Add sycl examples
Add the example to implement muladd op with SyclExtension
Hi @goldsborough @zou3519 , could you help review this PR? Thank you!
What is Sycl?
What is Sycl?
Sycl is a C++ abstraction for heterogeneous programming allowing to write and execute code (kernels) on GPU devices. That's the way Intel uses to wrote kernels for Intel GPUs. A number of PyTorch aten operators are written using Sycl. And writing Sycl kernels is exposed to PyTorch users thru CPP Extension API. We are trying to update PyTorch tutorials/examples to demonstrate and encourage users to use Sycl to write custom kernels. See https://www.khronos.org/sycl/. Should we add a note on what is SYCL in the project readme?
@zou3519, xpu is now one of the official backends included in pytorch. It's backed by SYCL to generate device specific code and pytorch API to allow users create custom operators. Further, pytorch tutorial educates on usage of this API for C++ and CUDA (https://github.com/pytorch/tutorials/blob/main/advanced_source/cpp_custom_ops.rst). The SYCL cpp extension API we've added to pytorch extends this functionality adding SYCL into existing landscape. Obvious step to consider is to extend existing C++ and CUDA tutorial and example to also cover SYCL. It seems you are against this proposal. Can you, please, provide your reasoning to avoid adding SYCL in this tutorial and example and suggest alternative approach which will help to extend pytorch ecosystem to cover devices other than CUDA and other vendors?
fyi, proposal to change tutorial is here:
- https://github.com/pytorch/tutorials/pull/3391
It's currently draft as it depends on this PR in extension-cpp repository.
and suggest alternative approach which will help to extend pytorch ecosystem to cover devices other than CUDA and other vendors?

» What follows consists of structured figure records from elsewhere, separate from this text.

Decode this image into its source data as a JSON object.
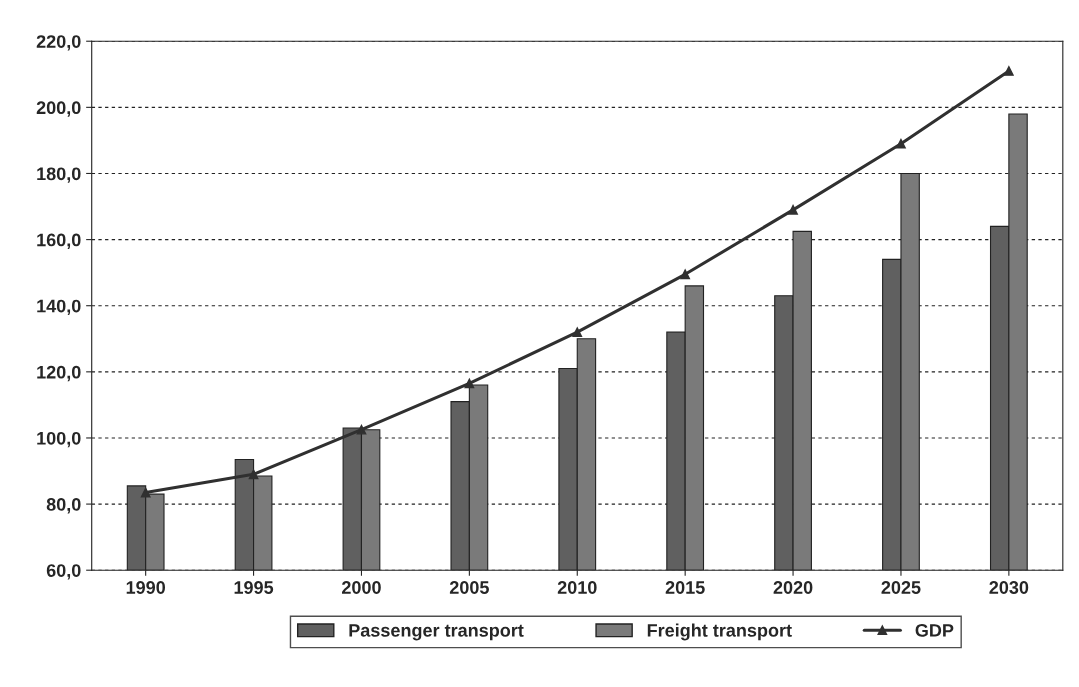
{
  "chart_data": {
    "type": "bar",
    "categories": [
      "1990",
      "1995",
      "2000",
      "2005",
      "2010",
      "2015",
      "2020",
      "2025",
      "2030"
    ],
    "series": [
      {
        "name": "Passenger transport",
        "color": "#606060",
        "values": [
          85.5,
          93.5,
          103,
          111,
          121,
          132,
          143,
          154,
          164
        ]
      },
      {
        "name": "Freight transport",
        "color": "#7a7a7a",
        "values": [
          83,
          88.5,
          102.5,
          116,
          130,
          146,
          162.5,
          180,
          198
        ]
      },
      {
        "name": "GDP",
        "type": "line",
        "color": "#303030",
        "marker": "triangle",
        "values": [
          83.5,
          89,
          102.5,
          116.5,
          132,
          149.5,
          169,
          189,
          211
        ]
      }
    ],
    "ylim": [
      60,
      220
    ],
    "yticks": [
      {
        "value": 60,
        "label": "60,0"
      },
      {
        "value": 80,
        "label": "80,0"
      },
      {
        "value": 100,
        "label": "100,0"
      },
      {
        "value": 120,
        "label": "120,0"
      },
      {
        "value": 140,
        "label": "140,0"
      },
      {
        "value": 160,
        "label": "160,0"
      },
      {
        "value": 180,
        "label": "180,0"
      },
      {
        "value": 200,
        "label": "200,0"
      },
      {
        "value": 220,
        "label": "220,0"
      }
    ],
    "grid": "y",
    "legend": "bottom",
    "line_style": "solid"
  }
}
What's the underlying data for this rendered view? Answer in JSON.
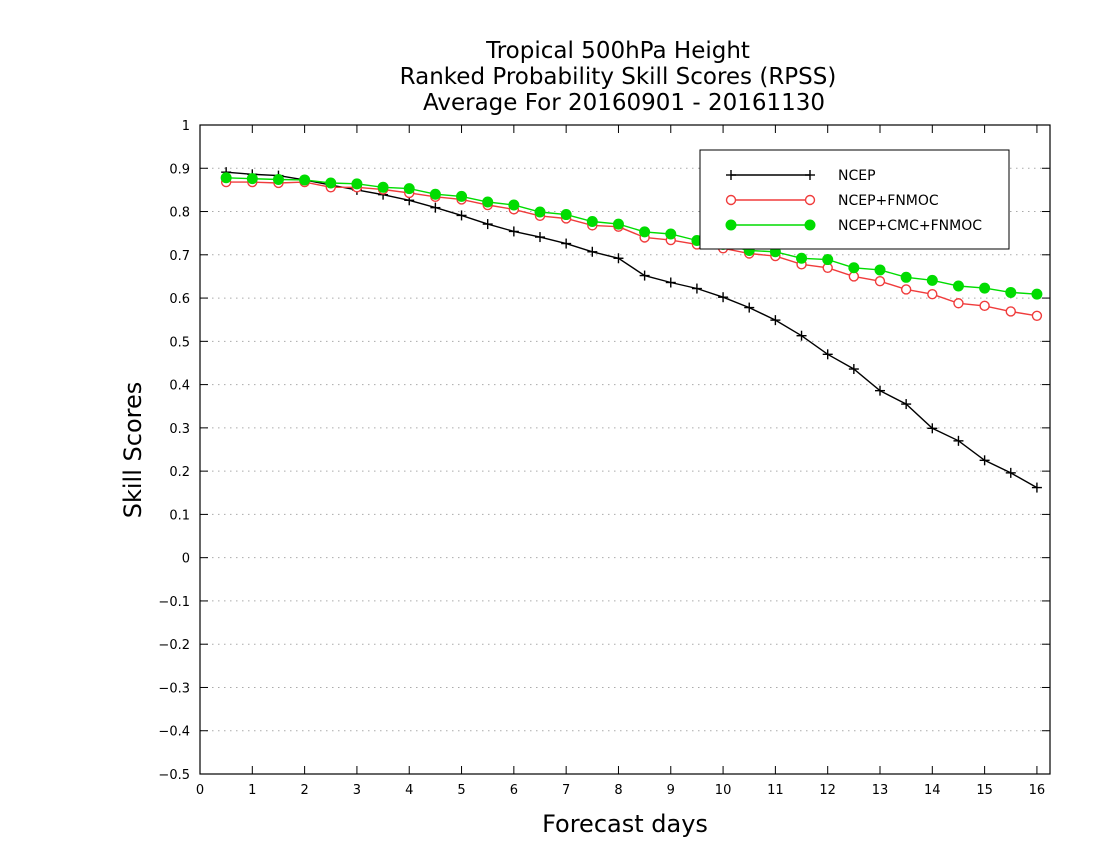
{
  "chart_data": {
    "type": "line",
    "title": [
      "Tropical 500hPa Height",
      "Ranked Probability Skill Scores (RPSS)",
      "Average For 20160901 - 20161130"
    ],
    "xlabel": "Forecast days",
    "ylabel": "Skill Scores",
    "xlim": [
      0,
      16.25
    ],
    "ylim": [
      -0.5,
      1
    ],
    "xticks": [
      0,
      1,
      2,
      3,
      4,
      5,
      6,
      7,
      8,
      9,
      10,
      11,
      12,
      13,
      14,
      15,
      16
    ],
    "yticks": [
      1,
      0.9,
      0.8,
      0.7,
      0.6,
      0.5,
      0.4,
      0.3,
      0.2,
      0.1,
      0,
      -0.1,
      -0.2,
      -0.3,
      -0.4,
      -0.5
    ],
    "xtick_labels": [
      "0",
      "1",
      "2",
      "3",
      "4",
      "5",
      "6",
      "7",
      "8",
      "9",
      "10",
      "11",
      "12",
      "13",
      "14",
      "15",
      "16"
    ],
    "ytick_labels": [
      "1",
      "0.9",
      "0.8",
      "0.7",
      "0.6",
      "0.5",
      "0.4",
      "0.3",
      "0.2",
      "0.1",
      "0",
      "−0.1",
      "−0.2",
      "−0.3",
      "−0.4",
      "−0.5"
    ],
    "grid": "horizontal dotted",
    "legend_position": "top-right",
    "x": [
      0.5,
      1.0,
      1.5,
      2.0,
      2.5,
      3.0,
      3.5,
      4.0,
      4.5,
      5.0,
      5.5,
      6.0,
      6.5,
      7.0,
      7.5,
      8.0,
      8.5,
      9.0,
      9.5,
      10.0,
      10.5,
      11.0,
      11.5,
      12.0,
      12.5,
      13.0,
      13.5,
      14.0,
      14.5,
      15.0,
      15.5,
      16.0
    ],
    "series": [
      {
        "name": "NCEP",
        "color": "#000000",
        "marker": "plus",
        "values": [
          0.891,
          0.886,
          0.883,
          0.873,
          0.861,
          0.85,
          0.839,
          0.826,
          0.809,
          0.791,
          0.771,
          0.754,
          0.741,
          0.726,
          0.707,
          0.692,
          0.652,
          0.636,
          0.622,
          0.602,
          0.578,
          0.549,
          0.513,
          0.47,
          0.436,
          0.386,
          0.355,
          0.299,
          0.27,
          0.225,
          0.196,
          0.162
        ]
      },
      {
        "name": "NCEP+FNMOC",
        "color": "#f03c3c",
        "marker": "open-circle",
        "values": [
          0.868,
          0.868,
          0.866,
          0.868,
          0.856,
          0.856,
          0.851,
          0.843,
          0.834,
          0.828,
          0.815,
          0.805,
          0.79,
          0.784,
          0.768,
          0.765,
          0.74,
          0.734,
          0.724,
          0.715,
          0.703,
          0.697,
          0.678,
          0.67,
          0.65,
          0.639,
          0.62,
          0.609,
          0.588,
          0.582,
          0.569,
          0.559
        ]
      },
      {
        "name": "NCEP+CMC+FNMOC",
        "color": "#00dc00",
        "marker": "filled-circle",
        "values": [
          0.878,
          0.876,
          0.874,
          0.873,
          0.866,
          0.864,
          0.856,
          0.853,
          0.84,
          0.835,
          0.822,
          0.815,
          0.799,
          0.793,
          0.777,
          0.771,
          0.753,
          0.748,
          0.733,
          0.724,
          0.71,
          0.707,
          0.692,
          0.689,
          0.67,
          0.665,
          0.648,
          0.641,
          0.628,
          0.623,
          0.613,
          0.609
        ]
      }
    ]
  }
}
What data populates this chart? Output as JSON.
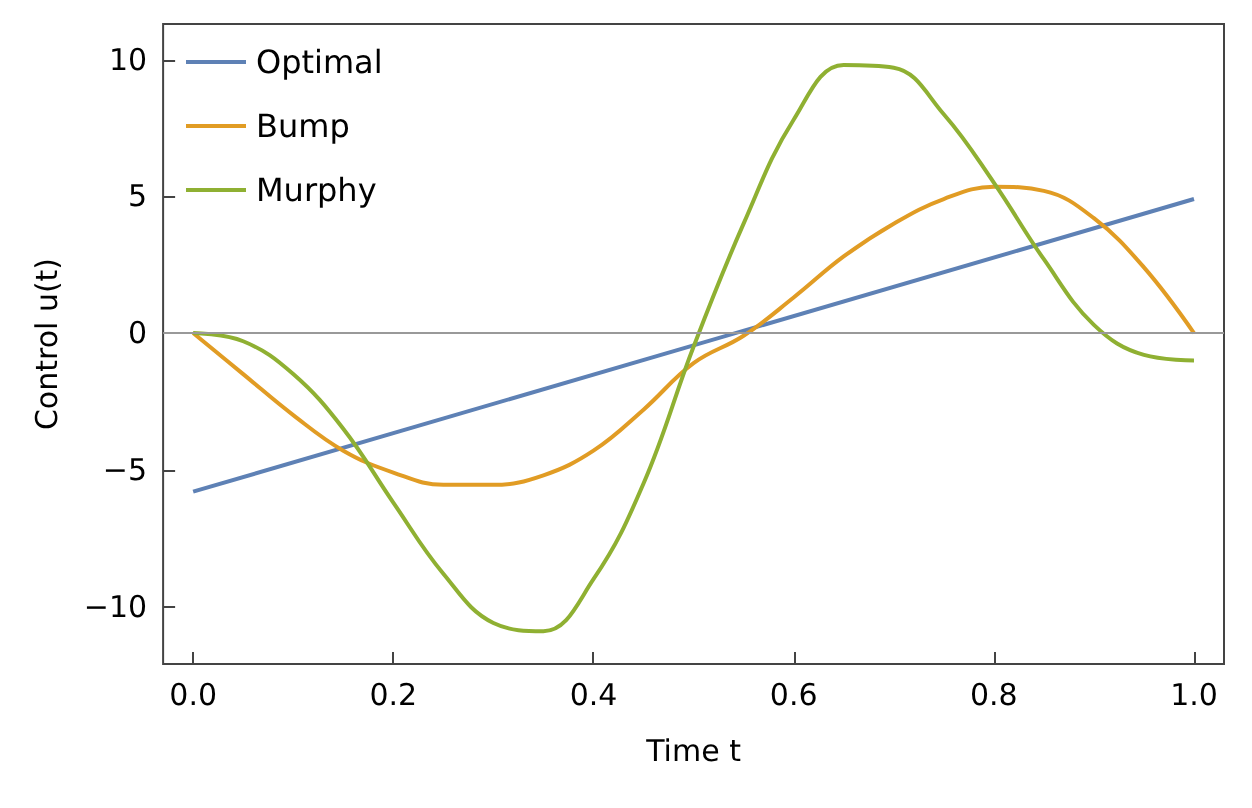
{
  "chart_data": {
    "type": "line",
    "xlabel": "Time t",
    "ylabel": "Control u(t)",
    "legend": "top left",
    "grid": false,
    "marker": "none",
    "line_style": "solid",
    "xlim": [
      -0.03,
      1.03
    ],
    "ylim": [
      -12.1,
      11.3
    ],
    "xticks": [
      {
        "value": 0,
        "label": "0.0"
      },
      {
        "value": 0.2,
        "label": "0.2"
      },
      {
        "value": 0.4,
        "label": "0.4"
      },
      {
        "value": 0.6,
        "label": "0.6"
      },
      {
        "value": 0.8,
        "label": "0.8"
      },
      {
        "value": 1,
        "label": "1.0"
      }
    ],
    "yticks": [
      {
        "value": -10,
        "label": "−10"
      },
      {
        "value": -5,
        "label": "−5"
      },
      0,
      5,
      10
    ],
    "ref_lines": [
      {
        "axis": "y",
        "value": 0,
        "color": "#999999"
      }
    ],
    "x": [
      0,
      0.05,
      0.1,
      0.15,
      0.2,
      0.25,
      0.3,
      0.35,
      0.4,
      0.45,
      0.5,
      0.55,
      0.6,
      0.65,
      0.7,
      0.75,
      0.8,
      0.85,
      0.9,
      0.95,
      1.0
    ],
    "series": [
      {
        "name": "Optimal",
        "color": "#5e81b5",
        "x": [
          0,
          1
        ],
        "values": [
          -5.8,
          4.9
        ]
      },
      {
        "name": "Bump",
        "color": "#e19c24",
        "values": [
          0,
          -1.5,
          -3,
          -4.3,
          -5.1,
          -5.55,
          -5.55,
          -5.2,
          -4.3,
          -2.8,
          -1.1,
          -0.1,
          1.3,
          2.8,
          4,
          4.9,
          5.35,
          5.2,
          4.2,
          2.4,
          0
        ]
      },
      {
        "name": "Murphy",
        "color": "#8fb032",
        "values": [
          0,
          -0.3,
          -1.5,
          -3.5,
          -6.2,
          -8.8,
          -10.6,
          -10.9,
          -9,
          -5.5,
          -0.5,
          4,
          7.8,
          9.8,
          9.7,
          8,
          5.5,
          2.7,
          0.3,
          -0.8,
          -1
        ]
      }
    ]
  }
}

I would recommend having a separate extension-sycl repository showing users how to do a sycl extension for XPU. The main reasons are:
- if we end up supporting "all backends" in this repository, then this repo will get pretty bloated and difficult to work with. It'll be easier and faster for users to just clone an extension-sycl repo instead of having them clone extension-cpp and deleting the e.g. TPU and CUDA code.
- There's no code that is being reused between the SYCL and the CUDA extensions, so I don't see a good reason for putting all the code into one repo.
I would recommend having a separate extension-sycl repository
@zou3519 My concern is on visibility of repository name extensions-sycl. Note that extension-cpp is a generic name which basically invites to contribute other device backends into it - what we did with this PR. If extension-cpp is restricted to CUDA, then why it's not named extension-cuda? Also, keep in mind that having 2 repos, one for c++/cuda and another for c++/sycl will likely to code duplication around c++ as we want to have this path demonstrated to the users along with sycl. This still can be done as a design trade off, but I wanted to mention that.
@albanD : we are trying to cover sycl extension support in pytorch CPP extension API by tutorials/examples and there are 2 different proposals on the plate:
- Extend existing tutorials/examples
- Create new
Could you, please, help provide your opinion on the matter? Who else should we invite for the discussion?
For the particular case of this example repo, my read is that this is intended to be a cuda extension example. As such, it makes sense to me to have a separate example called extension-sycl that presents, in the simplest possible way, how to build extensions for sycl.